Last year, Ulbricht was indicted on charges of conspiracy to distribute narcotics, operating a continuing criminal enterprise, conspiracy to commit computer hacking, and money laundering, all based on his alleged position as owner and operator of the deep web’s Silk Road drug marketplace. Last month, Ulbricht and his attorney, Joshua Dratel, filed a motion to dismiss all charges based on the argument that Ulbricht operated as a “digital landlord” who is not liable for what was happening in his digital house—in this case, Silk Road.
This is what Silk Road looked like back when Ross Ulbricht allegedly managed it. Image: Silk Road Screengrab
Dratel also argued that Ulbricht cannot be charged with money laundering, because bitcoins aren’t “funds,” and suggested that, because the whole thing took place on the internet, Ulbricht was afforded additional protections, and even suggested that convicting Ulbricht would have a “chilling” effect on free speech.
Well, US District Attorney Preet Bharara just filed his opposition to the motion to dismiss, and Ulbricht's defense does not look sturdy, provided the government actually has the evidence it alleges.

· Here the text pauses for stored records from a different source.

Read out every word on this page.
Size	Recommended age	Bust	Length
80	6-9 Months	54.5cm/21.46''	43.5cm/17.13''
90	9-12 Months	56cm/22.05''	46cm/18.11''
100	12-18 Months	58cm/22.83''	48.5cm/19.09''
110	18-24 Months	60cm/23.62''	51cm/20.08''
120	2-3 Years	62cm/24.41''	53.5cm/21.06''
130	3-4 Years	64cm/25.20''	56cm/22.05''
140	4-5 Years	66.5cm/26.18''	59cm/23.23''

In the 45-page document, Bharara suggests that “the arm of the law, however, is far longer than Ulbricht imagines it to be,” and says that Ulbricht is “hardly in a position to claim ignorance of any wrongdoing” and that "it hardly matters that Ulbricht's conduct took place on the Internet. The federal criminal laws are expansive and adaptable, and readily reach his conduct online to the same extent as if it occurred on the street."

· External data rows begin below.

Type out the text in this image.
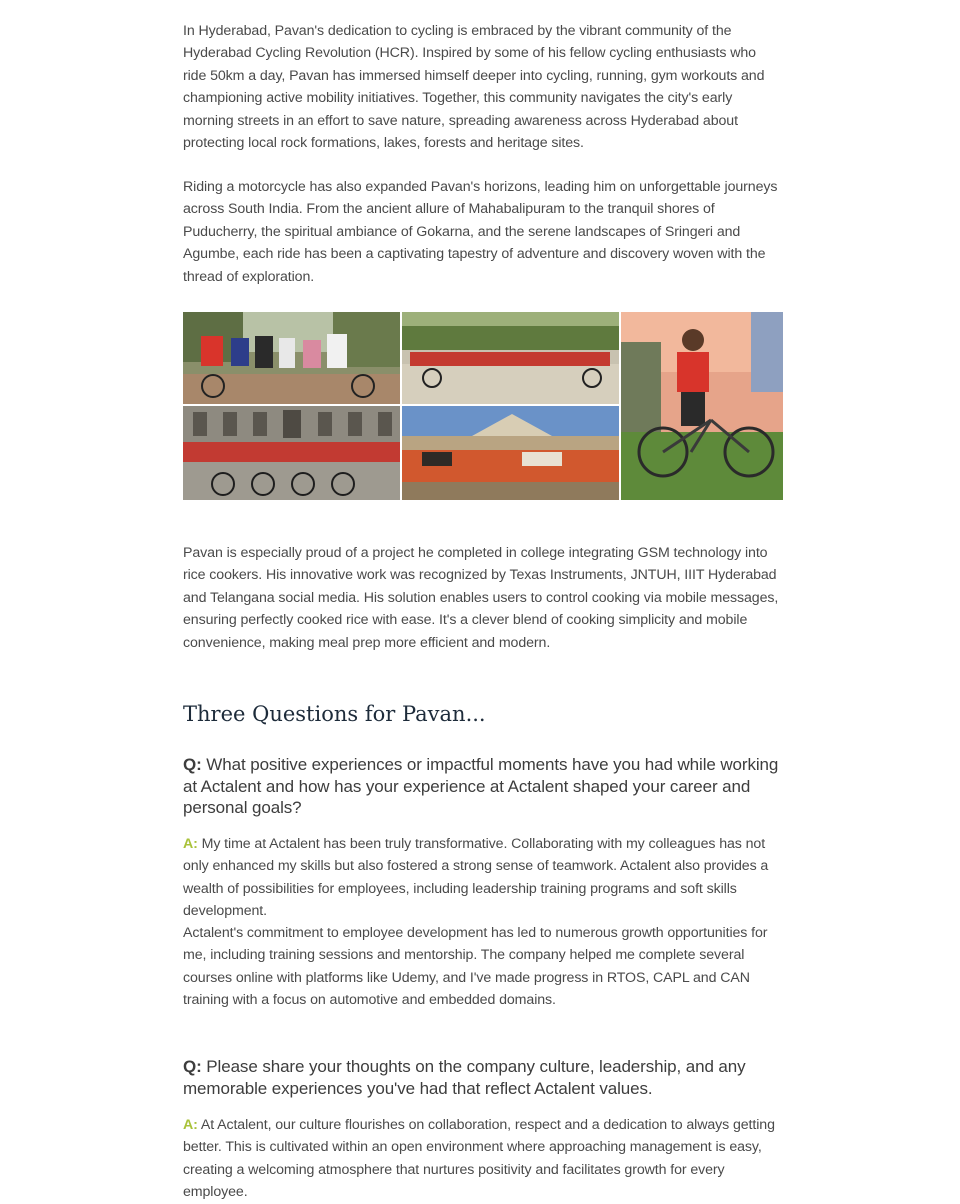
In Hyderabad, Pavan's dedication to cycling is embraced by the vibrant community of the Hyderabad Cycling Revolution (HCR). Inspired by some of his fellow cycling enthusiasts who ride 50km a day, Pavan has immersed himself deeper into cycling, running, gym workouts and championing active mobility initiatives. Together, this community navigates the city's early morning streets in an effort to save nature, spreading awareness across Hyderabad about protecting local rock formations, lakes, forests and heritage sites.

Riding a motorcycle has also expanded Pavan's horizons, leading him on unforgettable journeys across South India. From the ancient allure of Mahabalipuram to the tranquil shores of Puducherry, the spiritual ambiance of Gokarna, and the serene landscapes of Sringeri and Agumbe, each ride has been a captivating tapestry of adventure and discovery woven with the thread of exploration.

Pavan is especially proud of a project he completed in college integrating GSM technology into rice cookers. His innovative work was recognized by Texas Instruments, JNTUH, IIIT Hyderabad and Telangana social media. His solution enables users to control cooking via mobile messages, ensuring perfectly cooked rice with ease. It's a clever blend of cooking simplicity and mobile convenience, making meal prep more efficient and modern.

Three Questions for Pavan...

Q: What positive experiences or impactful moments have you had while working at Actalent and how has your experience at Actalent shaped your career and personal goals?

A: My time at Actalent has been truly transformative. Collaborating with my colleagues has not only enhanced my skills but also fostered a strong sense of teamwork. Actalent also provides a wealth of possibilities for employees, including leadership training programs and soft skills development.

Actalent's commitment to employee development has led to numerous growth opportunities for me, including training sessions and mentorship. The company helped me complete several courses online with platforms like Udemy, and I've made progress in RTOS, CAPL and CAN training with a focus on automotive and embedded domains.

Q: Please share your thoughts on the company culture, leadership, and any memorable experiences you've had that reflect Actalent values.

A: At Actalent, our culture flourishes on collaboration, respect and a dedication to always getting better. This is cultivated within an open environment where approaching management is easy, creating a welcoming atmosphere that nurtures positivity and facilitates growth for every employee.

“Anyone with an ounce of common sense in Ulbricht’s position would have known that what he was doing—running an enormous black market for illegal drugs, malicious software, and other illicit goods and services—was against the law,” he wrote.
The whole document, embedded below, is worth at least skimming through, as it’s pretty instrumental in looking at how the government is going to argue these sorts of cases moving forward. Ulbricht’s attorney says he was an ignorant landlord who had no idea what was happening on Silk Road, while the government points to the fact that Ulbricht allegedly took a cut of every transaction that happened on the site, claimed he was “captain of [the] ship” and was deeply involved in the operation of the site, regardless of whether he actually ever touched a drug or not.
“Ulbricht was not merely a ‘digital landlord.’ A mere landlord does not recruit drug dealers to sell on his premises, or control the terms on which they conduct business, or take a cut from their sales, or protect their activities from law enforcement,” Bharara wrote. “Nor were the drug dealers on Silk Road mere ‘tenants,’ whose criminal conduct Ulbricht unknowingly allowed or even knowingly tolerated. They were Ulbricht’s partners. They did business with his encouragement and approval, paid a commission to him on each sale, and relied on the protection of the anonymous marketplace he designed for this specific purpose. That is the stuff of conspiracy, not a mere landlord-tenant relationship.”
Bharara goes on to cite two court cases—United States v. Gatien, in which the owner of a nightclub was convicted for allowing and encouraging drug dealers to sell inside the club, and United States v. Willems, in which eight people were charged and convicted of conspiracy for operating an online drug ring in 2011.
Ulbricht’s attorney also suggests that the hacking conspiracy charge should be dropped because, although malware was sold on Silk Road, Ulbricht had no idea how it would be used. To that, the government suggests that they have enough evidence up their sleeves to prove the charges at trial, but that even a cursory glance at the facts—Silk Road’s very nature was anonymous, there were software listings such as “Hack ANY Facebook Account,” “Email Account Cracker,” and “USB Password/File Stealer Pack—suggests the charges won't be dropped before trial.
At the same time, charging Ulbricht for the advertised (or purported, if you prefer) utility of vendors' hacking tools seems to be a stretch, and perhaps a concerning one. Convicting Ulbricht based on evidence that vendors were merely advertising illegal goods would be a more tenuous argument than if there was actual proof that Silk Road hacking vendors were delivering tools used for actual hacks, and it will be interesting to see how the court rules if the case does indeed go to trial.
Finally, Bharara says that Ulbricht and Dratel’s argument that bitcoins aren’t “funds” in the traditional sense and thus can’t be used for money laundering is off base. In the motion to dismiss, Dratel argues that the IRS doesn’t consider bitcoins to be “currency,” and so are exempt from money laundering statutes. Bharara says that’s not the case.
In United States v. Day, the defendant similarly argued that gold should not classified as “funds,” an argument the court threw out because it would “turn the transportation money laundering statute on its head, creating an odd safe harbor for criminals to transport and conceal their criminal proceeds where they engage in more deceit and concealment, not less.”
The statute used to charge Ulbricht, Bharara wrote, defines the words “funds” and “financial transaction” very broadly and a bitcoin transaction falls well within the definition of a financial transaction, which is “a transaction which in any way or degree affects interstate or foreign commerce involving the movement of funds by wire or other means.”
“The IRS Guidance addresses ‘only the US federal tax consequences’ of virtual currency transactions,” Bharara wrote, not the legal implications of them. “In short, bitcoins are not exempt from the money laundering laws.”
Sometime in the next couple weeks, a judge will decide on whether Ulbricht will get off the hook without a trial or accepting a plea deal, but given this latest document, I wouldn’t count on that happening.